Hah! (Menatap anak gadisnya yang sedang bermain ponsel sambil senyum-senyum) Kau tirulah harusnya orang Abang sama Kakak ini. Pacaran itu jangan cuma sayang-sayangan nggak jelas. Kerja bareng kek, bisnis sama kek, belajar sama kek, merancang masa depan kek, me_ (Mencocokkan jemari dengan jumlah keinginan yang sedang disebutkan)

 

ANAK PENGUNJUNG I

Apa sih Mak!? (Mengayunkan tangan kanan dengan kesal) Macam betul ajalah, lagi liburan pun masih sempat-sempatnya buat kesal. Bagusan tadi aku jalan-jalan sendiri aja! (Meninggalkan Mamaknya)

 

PENGUNJUNG I

Tuh kan, kalian lihatlah kelakuan anak gadisku itu! Kalau dinasehatin bukannya didengar, malah marah-marah dan ninggalin mamaknya. Kususullah dulu anak itu ya, baik-baik kalian selama pacaran! (Menyerahkan angket yang beralaskan papan dan berjalan mengikuti jejak anaknnya)

 

LOVATO & NAYA

Makasih Nantulang9. (Sedikit berteriak)

 

Keduanya saling melirik dan bersikap malu-malu kucing. Naya merunduk dan  Lovato menggaruk kepalanya yang tidak gatal. Tiba-tiba seorang lelaki yang sudah cukup dewasa menepuk pundak Lovato.

 

PENGUNJUNG II

Ini angketnya sob. (Menyerahkah angket beralaskan papan) Keren kali emang cara pacaran kalian. Positif vibes lah. Salut! (Menepuk-nepuk pundak Lovato)

 

NAYA

Ehh… bu-bukan Bang, kami cuma teman. (Melambaikan kedua telapak tangan tanda ketidak setujuan)

 

PENGUNJUNG II

Kalau pacarannya positif gini, enggak usah malu-malu kau dek.

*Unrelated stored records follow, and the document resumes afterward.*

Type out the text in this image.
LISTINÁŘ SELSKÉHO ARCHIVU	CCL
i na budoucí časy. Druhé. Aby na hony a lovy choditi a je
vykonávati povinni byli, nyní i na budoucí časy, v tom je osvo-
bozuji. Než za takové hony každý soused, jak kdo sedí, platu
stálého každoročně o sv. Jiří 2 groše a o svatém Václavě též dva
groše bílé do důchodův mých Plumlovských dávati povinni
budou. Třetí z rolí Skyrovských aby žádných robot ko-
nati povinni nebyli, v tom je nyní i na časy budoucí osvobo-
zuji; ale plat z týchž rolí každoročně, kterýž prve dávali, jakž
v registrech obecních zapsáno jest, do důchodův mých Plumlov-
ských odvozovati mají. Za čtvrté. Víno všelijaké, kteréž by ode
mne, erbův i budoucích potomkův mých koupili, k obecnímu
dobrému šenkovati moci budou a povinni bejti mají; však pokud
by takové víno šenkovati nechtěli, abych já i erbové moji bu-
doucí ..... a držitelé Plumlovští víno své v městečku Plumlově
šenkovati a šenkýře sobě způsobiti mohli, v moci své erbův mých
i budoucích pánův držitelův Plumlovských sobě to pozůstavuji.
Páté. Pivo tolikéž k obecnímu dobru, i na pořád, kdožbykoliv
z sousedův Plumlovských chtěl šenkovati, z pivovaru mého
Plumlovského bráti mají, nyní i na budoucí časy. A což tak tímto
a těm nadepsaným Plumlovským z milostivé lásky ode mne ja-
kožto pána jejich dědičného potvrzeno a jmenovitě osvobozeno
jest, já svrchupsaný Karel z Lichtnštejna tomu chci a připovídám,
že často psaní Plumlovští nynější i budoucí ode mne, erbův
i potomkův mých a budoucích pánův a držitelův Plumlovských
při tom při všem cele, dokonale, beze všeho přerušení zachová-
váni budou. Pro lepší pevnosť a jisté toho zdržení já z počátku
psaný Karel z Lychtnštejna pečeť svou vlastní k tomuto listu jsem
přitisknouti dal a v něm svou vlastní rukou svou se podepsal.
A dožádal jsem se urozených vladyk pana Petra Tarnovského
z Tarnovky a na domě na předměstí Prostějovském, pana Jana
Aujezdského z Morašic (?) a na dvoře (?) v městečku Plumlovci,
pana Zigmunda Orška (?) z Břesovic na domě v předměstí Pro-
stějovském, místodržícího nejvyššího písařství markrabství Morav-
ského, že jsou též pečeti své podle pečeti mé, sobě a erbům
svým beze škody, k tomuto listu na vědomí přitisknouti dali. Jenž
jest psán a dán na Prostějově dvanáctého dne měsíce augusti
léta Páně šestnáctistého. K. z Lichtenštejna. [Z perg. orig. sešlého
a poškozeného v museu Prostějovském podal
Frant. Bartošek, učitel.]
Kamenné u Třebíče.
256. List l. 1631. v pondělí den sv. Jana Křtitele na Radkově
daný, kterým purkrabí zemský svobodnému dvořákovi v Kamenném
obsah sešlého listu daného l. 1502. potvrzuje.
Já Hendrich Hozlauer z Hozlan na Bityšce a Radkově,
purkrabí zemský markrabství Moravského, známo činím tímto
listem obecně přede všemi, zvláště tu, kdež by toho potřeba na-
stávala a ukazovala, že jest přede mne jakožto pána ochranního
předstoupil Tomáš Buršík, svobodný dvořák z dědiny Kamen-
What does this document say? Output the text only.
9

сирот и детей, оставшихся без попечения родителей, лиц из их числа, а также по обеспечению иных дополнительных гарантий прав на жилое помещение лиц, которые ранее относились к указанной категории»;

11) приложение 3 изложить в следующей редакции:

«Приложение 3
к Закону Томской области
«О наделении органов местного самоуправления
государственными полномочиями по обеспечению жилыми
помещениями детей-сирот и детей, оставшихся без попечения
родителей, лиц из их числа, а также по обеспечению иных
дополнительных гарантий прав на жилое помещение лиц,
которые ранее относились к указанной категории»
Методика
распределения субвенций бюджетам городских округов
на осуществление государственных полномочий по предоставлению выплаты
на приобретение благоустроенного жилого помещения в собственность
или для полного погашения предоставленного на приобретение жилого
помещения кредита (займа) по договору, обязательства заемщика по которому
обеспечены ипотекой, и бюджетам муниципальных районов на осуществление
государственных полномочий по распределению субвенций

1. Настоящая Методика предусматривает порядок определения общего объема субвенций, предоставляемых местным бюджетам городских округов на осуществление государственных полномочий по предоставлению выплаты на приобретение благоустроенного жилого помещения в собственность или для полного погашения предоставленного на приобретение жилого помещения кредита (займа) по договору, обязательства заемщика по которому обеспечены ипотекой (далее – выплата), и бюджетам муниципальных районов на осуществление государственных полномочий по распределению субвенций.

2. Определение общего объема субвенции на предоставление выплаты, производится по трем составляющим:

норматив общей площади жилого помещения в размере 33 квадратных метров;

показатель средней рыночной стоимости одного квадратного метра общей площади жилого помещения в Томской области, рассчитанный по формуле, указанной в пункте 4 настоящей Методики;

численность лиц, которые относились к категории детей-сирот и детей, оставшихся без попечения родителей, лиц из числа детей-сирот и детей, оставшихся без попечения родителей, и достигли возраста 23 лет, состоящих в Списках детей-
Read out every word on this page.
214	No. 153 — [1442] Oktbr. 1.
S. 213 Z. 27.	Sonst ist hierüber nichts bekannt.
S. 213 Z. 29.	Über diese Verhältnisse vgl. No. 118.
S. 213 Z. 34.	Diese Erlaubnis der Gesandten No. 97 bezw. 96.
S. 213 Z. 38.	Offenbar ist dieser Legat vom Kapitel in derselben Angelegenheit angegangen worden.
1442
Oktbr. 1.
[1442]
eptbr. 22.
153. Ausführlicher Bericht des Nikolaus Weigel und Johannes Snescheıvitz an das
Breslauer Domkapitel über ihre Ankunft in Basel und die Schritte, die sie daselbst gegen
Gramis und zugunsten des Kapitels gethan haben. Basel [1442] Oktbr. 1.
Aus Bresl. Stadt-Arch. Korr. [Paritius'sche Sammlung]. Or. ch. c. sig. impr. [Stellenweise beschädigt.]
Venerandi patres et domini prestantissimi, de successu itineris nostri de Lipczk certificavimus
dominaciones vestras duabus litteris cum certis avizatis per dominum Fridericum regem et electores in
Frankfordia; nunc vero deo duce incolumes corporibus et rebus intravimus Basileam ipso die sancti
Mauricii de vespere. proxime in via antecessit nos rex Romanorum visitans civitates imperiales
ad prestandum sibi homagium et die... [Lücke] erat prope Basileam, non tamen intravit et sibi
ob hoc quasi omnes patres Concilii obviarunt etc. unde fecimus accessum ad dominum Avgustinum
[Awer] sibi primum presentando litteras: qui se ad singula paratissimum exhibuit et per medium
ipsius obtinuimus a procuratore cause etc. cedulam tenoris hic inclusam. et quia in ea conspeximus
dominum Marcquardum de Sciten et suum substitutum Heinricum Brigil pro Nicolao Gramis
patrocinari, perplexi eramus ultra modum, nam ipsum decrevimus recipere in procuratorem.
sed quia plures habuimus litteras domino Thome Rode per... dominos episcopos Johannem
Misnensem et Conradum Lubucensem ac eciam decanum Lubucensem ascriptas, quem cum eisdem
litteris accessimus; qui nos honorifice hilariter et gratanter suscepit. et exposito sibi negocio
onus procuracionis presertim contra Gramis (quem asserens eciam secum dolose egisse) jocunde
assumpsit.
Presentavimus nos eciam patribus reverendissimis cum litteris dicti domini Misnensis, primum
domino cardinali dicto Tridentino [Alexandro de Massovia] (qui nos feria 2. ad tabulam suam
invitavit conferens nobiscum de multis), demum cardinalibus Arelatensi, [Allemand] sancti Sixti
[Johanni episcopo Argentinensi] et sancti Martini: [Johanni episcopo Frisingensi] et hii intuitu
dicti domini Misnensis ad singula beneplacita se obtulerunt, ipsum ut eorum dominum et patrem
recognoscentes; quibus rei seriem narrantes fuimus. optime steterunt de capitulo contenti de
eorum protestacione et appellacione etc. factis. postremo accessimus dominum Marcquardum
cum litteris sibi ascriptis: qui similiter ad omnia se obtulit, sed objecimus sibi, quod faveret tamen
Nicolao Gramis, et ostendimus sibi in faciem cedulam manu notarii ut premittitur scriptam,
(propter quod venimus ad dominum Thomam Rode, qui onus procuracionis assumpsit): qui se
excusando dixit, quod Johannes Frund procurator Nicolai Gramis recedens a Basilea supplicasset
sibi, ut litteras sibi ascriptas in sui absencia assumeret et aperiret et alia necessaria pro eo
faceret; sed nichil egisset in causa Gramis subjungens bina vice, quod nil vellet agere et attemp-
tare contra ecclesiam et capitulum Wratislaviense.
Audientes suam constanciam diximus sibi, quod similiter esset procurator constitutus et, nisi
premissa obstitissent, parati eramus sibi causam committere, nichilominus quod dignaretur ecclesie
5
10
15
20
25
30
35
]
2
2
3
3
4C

Lagian nggak baik nggak mengakui pacar sendiri. Oke ya sob, aku cabut dulu, masih banyak acaraku. Biasalah. (Berbisik pada Lovato)

 

LOVATO

Makasih ya sob! (Saling menepuk tangan ala lelaki)

 

Naya mendengus kesal. Ia sangat tidak suka tertuduh begini. Sementara Pengunjung II sudah meninggalkan tempat. Lovato menyentuh pelan lengan Naya.

 

NAYA

Vato, jalan-jalannya besok aja ya. Tiba-tiba aku ingat ada tugas kampus yang belum dikerjain. (Menyerahkan sisa angket yang ada di tangan dan berjalan cepat meninggalkan tempat)

 

DALAM HATI

 

LOVATO

Tugas kampus? Tidak mungkin, Naya pasti nggak enak badan atau…? Apa kalimat-kalimat pengunjung tadi mengganggu dia?

 

8       INT. DEPAN KAMAR PENGINAPAN NOMOR 15-SIANG HARI

Lovato mondar-mandir di depan kamar Naya. Ingin sekali ia mengetuk pintu itu, tapi ia takut seperti kemarin, mengusik waktu istirahat Naya.

 

PEGAWAI PENGINAPAN

Permisi, ada yang bisa saya bantu?

 

LOVATO

Eh, enggak kok Kak. Cuma lagi nungguin teman yang nginap di kamar ini. (Menunjuk kamar nomor 15)

 

PEGAWAI PENGINAPAN

Yakin nginap di kamar ini Pak? Soalnya penghuni kamar ini sudah check out subuh tadi.

 

Mulut Lovato mengaga tanda keheranan. Ia tidak menyangka kemarin adalah hari terakhirnya melihat Naya.